What Would You Do For Me Lately?

Kevin Drum quotes a portion of a Barack Obama speech today:

There is a choice that has emerged in this campaign, one that the American people need to understand. They should ask themselves: who got the single most important foreign policy decision since the end of the Cold War right, and who got it wrong. This is not just a matter of debating the past. It's about who has the best judgment to make the critical decisions of the future.
To which Drums responds, in light of the polling data indicating little progress made by Obama vis-a-vis Hillary Clinton:

...[T]here's no evidence that this is getting him anywhere. Maybe it's unfair, but being "right" five years ago just doesn't seem to be a winning pitch. In a way, that doesn't surprise me. Most people react negatively to blowhards who are always reminding their friends about how smart they were on some previous occasion, and maybe that's how this sounds to a lot of people. Especially people who themselves might have supported the war back in 2002 and don't really appreciate being reminded about it.

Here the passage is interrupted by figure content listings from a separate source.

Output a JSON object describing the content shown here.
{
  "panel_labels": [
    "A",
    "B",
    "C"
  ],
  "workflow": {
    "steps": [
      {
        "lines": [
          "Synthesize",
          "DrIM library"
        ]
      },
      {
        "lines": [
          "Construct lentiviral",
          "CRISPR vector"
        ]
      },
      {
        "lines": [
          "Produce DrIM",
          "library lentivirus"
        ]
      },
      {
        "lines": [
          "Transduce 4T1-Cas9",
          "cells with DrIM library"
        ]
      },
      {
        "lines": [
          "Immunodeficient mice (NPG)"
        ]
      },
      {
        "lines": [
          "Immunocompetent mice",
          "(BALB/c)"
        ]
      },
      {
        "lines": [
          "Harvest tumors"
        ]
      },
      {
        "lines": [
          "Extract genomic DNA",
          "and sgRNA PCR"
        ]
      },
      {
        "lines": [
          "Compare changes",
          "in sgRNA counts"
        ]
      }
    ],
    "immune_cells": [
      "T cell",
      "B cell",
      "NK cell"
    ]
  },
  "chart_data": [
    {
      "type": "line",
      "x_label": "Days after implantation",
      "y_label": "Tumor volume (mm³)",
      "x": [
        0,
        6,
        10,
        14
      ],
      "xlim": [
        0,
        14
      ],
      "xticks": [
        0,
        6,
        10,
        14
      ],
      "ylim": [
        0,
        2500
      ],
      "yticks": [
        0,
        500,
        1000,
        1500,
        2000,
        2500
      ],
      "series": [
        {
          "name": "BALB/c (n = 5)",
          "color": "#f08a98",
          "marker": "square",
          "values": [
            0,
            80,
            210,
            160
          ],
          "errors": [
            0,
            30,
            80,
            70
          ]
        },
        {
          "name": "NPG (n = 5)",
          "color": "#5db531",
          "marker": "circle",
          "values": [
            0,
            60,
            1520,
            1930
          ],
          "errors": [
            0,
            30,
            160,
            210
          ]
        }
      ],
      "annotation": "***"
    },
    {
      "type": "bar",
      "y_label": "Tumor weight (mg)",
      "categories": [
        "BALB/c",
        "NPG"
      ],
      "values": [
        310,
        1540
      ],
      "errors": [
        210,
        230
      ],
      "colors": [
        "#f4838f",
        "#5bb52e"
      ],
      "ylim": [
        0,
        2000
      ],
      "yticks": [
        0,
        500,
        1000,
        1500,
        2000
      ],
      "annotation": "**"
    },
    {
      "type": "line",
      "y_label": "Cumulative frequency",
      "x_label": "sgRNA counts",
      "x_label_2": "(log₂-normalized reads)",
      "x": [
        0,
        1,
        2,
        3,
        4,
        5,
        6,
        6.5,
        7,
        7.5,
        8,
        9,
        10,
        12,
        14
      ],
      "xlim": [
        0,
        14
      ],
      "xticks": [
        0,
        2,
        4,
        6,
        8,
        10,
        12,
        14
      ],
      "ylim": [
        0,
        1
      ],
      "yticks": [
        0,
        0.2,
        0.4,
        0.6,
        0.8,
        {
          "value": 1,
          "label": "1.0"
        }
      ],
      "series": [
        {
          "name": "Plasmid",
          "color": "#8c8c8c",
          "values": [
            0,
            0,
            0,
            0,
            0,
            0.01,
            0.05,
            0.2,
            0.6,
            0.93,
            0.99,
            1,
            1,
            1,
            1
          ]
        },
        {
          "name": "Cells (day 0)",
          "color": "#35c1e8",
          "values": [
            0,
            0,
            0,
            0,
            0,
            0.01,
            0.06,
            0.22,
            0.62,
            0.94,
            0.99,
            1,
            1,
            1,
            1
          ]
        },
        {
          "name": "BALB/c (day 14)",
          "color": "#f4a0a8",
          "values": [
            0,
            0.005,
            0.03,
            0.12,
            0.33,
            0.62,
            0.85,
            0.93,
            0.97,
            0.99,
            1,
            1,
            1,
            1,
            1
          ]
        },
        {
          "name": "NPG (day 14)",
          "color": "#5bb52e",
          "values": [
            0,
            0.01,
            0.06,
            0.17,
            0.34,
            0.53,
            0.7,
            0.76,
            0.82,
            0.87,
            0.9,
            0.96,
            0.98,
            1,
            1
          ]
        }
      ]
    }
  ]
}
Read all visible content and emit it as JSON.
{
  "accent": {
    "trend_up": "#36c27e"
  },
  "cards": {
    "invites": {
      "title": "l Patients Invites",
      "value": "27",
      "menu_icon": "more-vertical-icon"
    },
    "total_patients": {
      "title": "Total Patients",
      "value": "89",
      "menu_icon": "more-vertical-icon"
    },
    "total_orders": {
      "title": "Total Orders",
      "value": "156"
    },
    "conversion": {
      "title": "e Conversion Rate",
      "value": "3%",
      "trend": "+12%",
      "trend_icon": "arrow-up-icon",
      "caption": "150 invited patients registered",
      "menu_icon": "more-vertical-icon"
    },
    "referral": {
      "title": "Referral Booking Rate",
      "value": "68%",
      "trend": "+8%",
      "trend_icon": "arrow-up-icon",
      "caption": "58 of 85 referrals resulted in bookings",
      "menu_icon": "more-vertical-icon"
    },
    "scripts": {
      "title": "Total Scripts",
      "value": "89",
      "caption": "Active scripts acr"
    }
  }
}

I don't know. I'm just guessing here. But bragging about your good judgment might be a very different thing than bragging about a concrete achievement. On this score, Hillary Clinton's decision to cosponsor legislation preventing military operations against Iran without congressional approval seems pretty smart.
While Drum is right that a record of achievement might be weightier than a record of good judgment, and that "I told ya so" isn't an overly ingratiating slogan, he is leaving out a major part of the equation: although Obama may have been right about Iraq, and Clinton wrong, their respective prescriptions for dealing with the situation, going forward, are remarkably similar. Obama's harkening back to his pre-war judgment amounts to cold comfort when the majority of Americans are looking for a bold and decisive plan to get out of Iraq, and he and Clinton are both contemplating several years of "residual forces" and other exorbitantly costly entanglements.

Maybe if Obama adopted Bill Richardson's position, his good judgment on the question of invasion would form a mutually reinforcing loop with his current policy proposals, rather than offer a mere "what if" hypothetical of little value in today's dollars.